Angel's expression didn't change as she looked from me to Jeb. Jeb took her hand and sighed, and they both left the room. I was shaking with emotion and in a last surge, strained against the Velcro straps with all my superhuman strength.

Nothing.

I flopped back against the bed, tears forming in my eyes, hating to have the flock see me like this. I wiggled my left fingers and looked for the scars. Nothing.

"So, that went well," said Fang.

43

Okay, here's a knotty little question: If you're dreaming that you're tied up by mad scientists in a secret experimental facility, and then you fall asleep and start dreaming, are you really dreaming?

Which one is the dream?

Which one counts?

How can you tell?

I'd been torturing myself with these pointless circular conundrums all day. Which raises another question: If I'm torturing my own brain by trying to figure stuff out, does that still count as Them torturing me? Because they caused the whole situation to happen?

At any rate, at some point I must have "fallen asleep," because at some point, a hand shaking my shoulder made me streak back to "consciousness."

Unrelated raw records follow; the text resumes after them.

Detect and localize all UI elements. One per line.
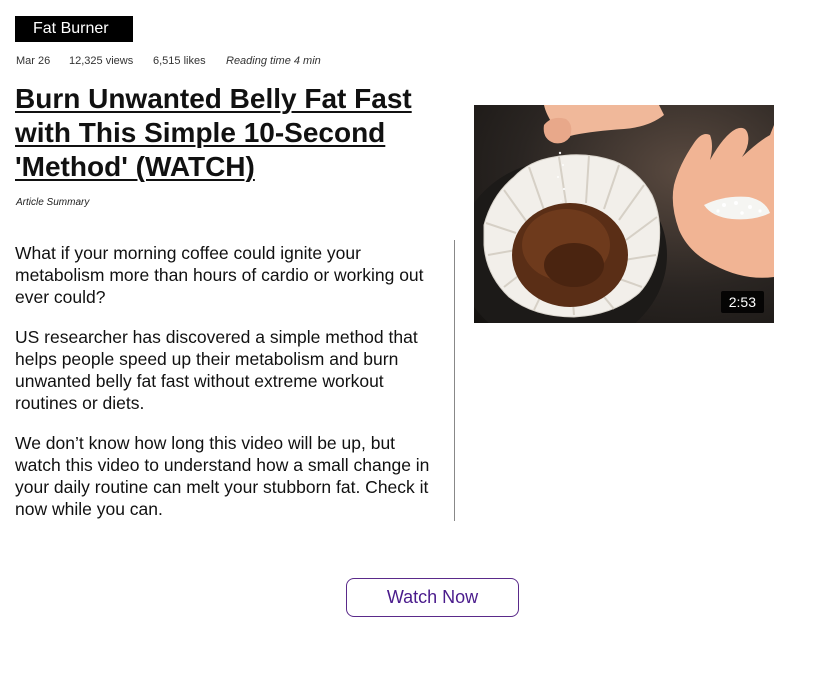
article-title[interactable]: Burn Unwanted Belly Fat Fast with This S… <box>15 82 455 184</box>
article-summary-label: Article Summary <box>16 197 90 208</box>
article-paragraph: US researcher has discovered a simple me… <box>15 327 418 413</box>
article-paragraph: We don’t know how long this video will b… <box>15 433 430 519</box>
publish-date: Mar 26 <box>16 55 51 67</box>
view-count: 12,325 views <box>69 55 134 67</box>
category-badge: Fat Burner <box>15 16 133 42</box>
video-thumbnail[interactable]: 2:53 <box>474 105 774 323</box>
watch-now-button[interactable]: Watch Now <box>346 578 519 617</box>
column-divider <box>454 240 455 521</box>
reading-time: Reading time 4 min <box>226 55 321 67</box>
video-duration: 2:53 <box>720 291 764 313</box>
article-paragraph: What if your morning coffee could ignite… <box>15 243 424 307</box>
article-body: What if your morning coffee could ignite… <box>15 242 445 538</box>
article-meta: Mar 26 12,325 views 6,515 likes Reading … <box>16 55 321 67</box>
like-count: 6,515 likes <box>153 55 206 67</box>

As always, I leaped into wakefulness on full alert, automatically trying to assume a battle position. Pretty much impossible when you're all strapped down.

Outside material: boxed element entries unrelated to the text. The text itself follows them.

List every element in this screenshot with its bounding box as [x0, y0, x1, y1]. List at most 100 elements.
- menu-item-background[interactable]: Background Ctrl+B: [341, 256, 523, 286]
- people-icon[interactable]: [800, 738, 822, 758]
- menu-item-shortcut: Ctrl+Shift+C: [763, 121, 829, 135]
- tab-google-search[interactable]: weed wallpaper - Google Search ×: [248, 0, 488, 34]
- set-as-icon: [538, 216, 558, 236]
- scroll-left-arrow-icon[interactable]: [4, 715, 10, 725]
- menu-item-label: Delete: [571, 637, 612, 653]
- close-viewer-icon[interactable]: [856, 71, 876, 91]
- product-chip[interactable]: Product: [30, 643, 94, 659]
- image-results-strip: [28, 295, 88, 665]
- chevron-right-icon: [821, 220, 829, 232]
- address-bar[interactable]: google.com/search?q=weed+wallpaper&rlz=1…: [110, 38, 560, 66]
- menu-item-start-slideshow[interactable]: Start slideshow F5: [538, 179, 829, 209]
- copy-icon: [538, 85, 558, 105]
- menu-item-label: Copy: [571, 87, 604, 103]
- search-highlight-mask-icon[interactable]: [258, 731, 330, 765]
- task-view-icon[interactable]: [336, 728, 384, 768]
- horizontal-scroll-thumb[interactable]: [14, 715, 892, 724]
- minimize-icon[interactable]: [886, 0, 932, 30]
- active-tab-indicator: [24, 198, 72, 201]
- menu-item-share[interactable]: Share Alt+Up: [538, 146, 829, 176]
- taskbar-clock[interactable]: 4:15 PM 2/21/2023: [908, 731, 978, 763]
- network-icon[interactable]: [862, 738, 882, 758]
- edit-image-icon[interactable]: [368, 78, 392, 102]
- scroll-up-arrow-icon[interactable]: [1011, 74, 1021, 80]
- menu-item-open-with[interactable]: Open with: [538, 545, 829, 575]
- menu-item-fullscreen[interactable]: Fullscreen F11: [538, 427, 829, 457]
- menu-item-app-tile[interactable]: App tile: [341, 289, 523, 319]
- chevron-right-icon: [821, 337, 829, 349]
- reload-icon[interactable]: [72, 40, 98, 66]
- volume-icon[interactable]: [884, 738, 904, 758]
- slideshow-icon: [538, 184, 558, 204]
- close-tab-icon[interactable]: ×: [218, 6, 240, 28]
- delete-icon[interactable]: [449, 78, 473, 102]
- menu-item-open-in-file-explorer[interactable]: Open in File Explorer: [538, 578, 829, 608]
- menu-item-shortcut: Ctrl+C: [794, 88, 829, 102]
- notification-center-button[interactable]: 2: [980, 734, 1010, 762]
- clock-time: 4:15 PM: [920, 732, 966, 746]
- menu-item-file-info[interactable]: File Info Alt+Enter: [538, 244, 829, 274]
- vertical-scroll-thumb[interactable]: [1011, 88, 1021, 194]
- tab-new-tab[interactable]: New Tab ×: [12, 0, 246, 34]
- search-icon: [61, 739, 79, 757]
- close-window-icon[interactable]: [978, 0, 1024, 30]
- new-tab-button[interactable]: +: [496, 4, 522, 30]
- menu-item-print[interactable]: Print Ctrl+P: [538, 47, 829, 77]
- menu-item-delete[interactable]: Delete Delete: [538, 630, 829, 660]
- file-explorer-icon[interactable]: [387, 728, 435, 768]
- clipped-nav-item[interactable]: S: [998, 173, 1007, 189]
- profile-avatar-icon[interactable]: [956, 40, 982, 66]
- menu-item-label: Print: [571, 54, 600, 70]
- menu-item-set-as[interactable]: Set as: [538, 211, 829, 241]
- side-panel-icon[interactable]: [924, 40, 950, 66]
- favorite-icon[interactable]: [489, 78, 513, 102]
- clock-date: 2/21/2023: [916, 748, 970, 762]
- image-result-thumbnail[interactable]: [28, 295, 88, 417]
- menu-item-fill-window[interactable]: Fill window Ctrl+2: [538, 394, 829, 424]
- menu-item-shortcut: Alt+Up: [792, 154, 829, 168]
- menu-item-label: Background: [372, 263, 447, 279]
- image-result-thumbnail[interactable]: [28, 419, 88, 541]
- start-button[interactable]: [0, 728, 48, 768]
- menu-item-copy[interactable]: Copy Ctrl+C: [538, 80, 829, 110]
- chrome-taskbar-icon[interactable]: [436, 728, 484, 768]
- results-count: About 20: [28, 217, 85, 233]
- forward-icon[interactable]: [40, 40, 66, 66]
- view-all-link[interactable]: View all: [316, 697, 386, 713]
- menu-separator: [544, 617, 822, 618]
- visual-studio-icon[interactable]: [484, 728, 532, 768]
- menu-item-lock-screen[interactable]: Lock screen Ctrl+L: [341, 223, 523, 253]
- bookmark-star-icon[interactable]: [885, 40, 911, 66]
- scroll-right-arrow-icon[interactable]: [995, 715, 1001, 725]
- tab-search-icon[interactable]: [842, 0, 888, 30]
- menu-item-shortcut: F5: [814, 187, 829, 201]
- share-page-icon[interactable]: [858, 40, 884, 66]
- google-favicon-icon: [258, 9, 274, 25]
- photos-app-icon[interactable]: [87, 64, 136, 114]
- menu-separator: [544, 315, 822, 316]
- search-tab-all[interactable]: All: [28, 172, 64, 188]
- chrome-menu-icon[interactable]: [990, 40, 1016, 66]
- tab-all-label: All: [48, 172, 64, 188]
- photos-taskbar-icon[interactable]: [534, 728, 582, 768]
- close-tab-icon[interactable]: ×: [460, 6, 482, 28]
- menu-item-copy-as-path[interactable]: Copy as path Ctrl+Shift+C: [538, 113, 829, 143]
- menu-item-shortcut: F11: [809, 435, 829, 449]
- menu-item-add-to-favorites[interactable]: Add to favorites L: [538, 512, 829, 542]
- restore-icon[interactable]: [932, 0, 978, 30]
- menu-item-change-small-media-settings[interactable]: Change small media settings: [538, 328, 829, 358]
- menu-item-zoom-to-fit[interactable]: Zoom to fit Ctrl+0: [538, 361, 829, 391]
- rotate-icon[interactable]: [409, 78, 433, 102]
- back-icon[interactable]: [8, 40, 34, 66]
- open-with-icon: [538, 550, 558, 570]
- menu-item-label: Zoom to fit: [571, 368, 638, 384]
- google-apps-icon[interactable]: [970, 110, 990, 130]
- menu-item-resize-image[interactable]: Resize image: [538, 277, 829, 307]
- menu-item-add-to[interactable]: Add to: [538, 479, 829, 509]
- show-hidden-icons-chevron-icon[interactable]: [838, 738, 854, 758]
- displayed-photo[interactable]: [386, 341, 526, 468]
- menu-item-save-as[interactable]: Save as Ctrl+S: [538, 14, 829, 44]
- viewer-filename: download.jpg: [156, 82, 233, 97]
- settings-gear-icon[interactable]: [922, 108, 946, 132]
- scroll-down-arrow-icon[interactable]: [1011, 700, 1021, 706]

I see perfectly in the dark, and it took only a split second to register the familiar hulking bad news leaning over my bed.

"Ari!" I whispered almost silently.

"Hi, Max," Ari said, and for the first time in a long time, he didn't look that mental. I mean, every time I'd seen this poor screwup in the last couple months, he'd looked more and more as if he were standing on the edge of insanity with one foot on a banana peel.

But now he looked-well, not anything close to normal, but at least all the frothing at the mouth had stopped.

I waited for the first volley of venom.

But Ari had no snide remarks, no taunts, no threats. Instead he undid one of my arms, then pulled it down and strapped it to the arm of a wheelchair.

Hmm. Could I still fly if I was strapped into a wheelchair? I thought maybe I could. I guessed we would find out. In fact, if I could get some serious speed going on this thing, it might lend a significant boost to an exciting takeoff.

I sat down in the chair, and Ari strapped my ankle to the post by the front wheel. Just as I was tensing to make a break, he whispered, "They made this chair with lead bars. It weighs about a hundred an' seventy-five pounds."

Crap. Even though I was really tall for my age, I weighed barely a hundred pounds because of all the avian modifications to my bones and stuff. And the fact that I could almost never get enough food. So even though I was really, really strong, there was no way I could get a wheelchair that heavy off the ground.

I looked at Ari with loathing. "What now, big guy? You taking me to your leader?"

He didn't rise to the bait. "Just thought I'd show you around a bit, that's all, Max."

44

"Gosh, a guided tour, from you? Now I know I'm dreaming," I quipped. But then a thought occurred to me. "They told me all the Erasers had been retired. And if I wasn't strapped down, I'd make air quotes around retired."

Ari looked sad. "Yeah. I'm the last one. They...killed all the others."

For some reason his quiet, sad confirmation of that terrible fact made my blood run cold. Despite what a walking chigger bite he was, there were still times when I could almost see the little kid he'd once been. They'd altered him when he was already three years old, and his results had been less than stellar, poor guy.

Oh, yeah, poor guy who tried to kill me a bunch of times. My eyes narrowed.

"The flock is supposed to be wiped out too," I said. "Am I the first to go? Is that why you came to get me?"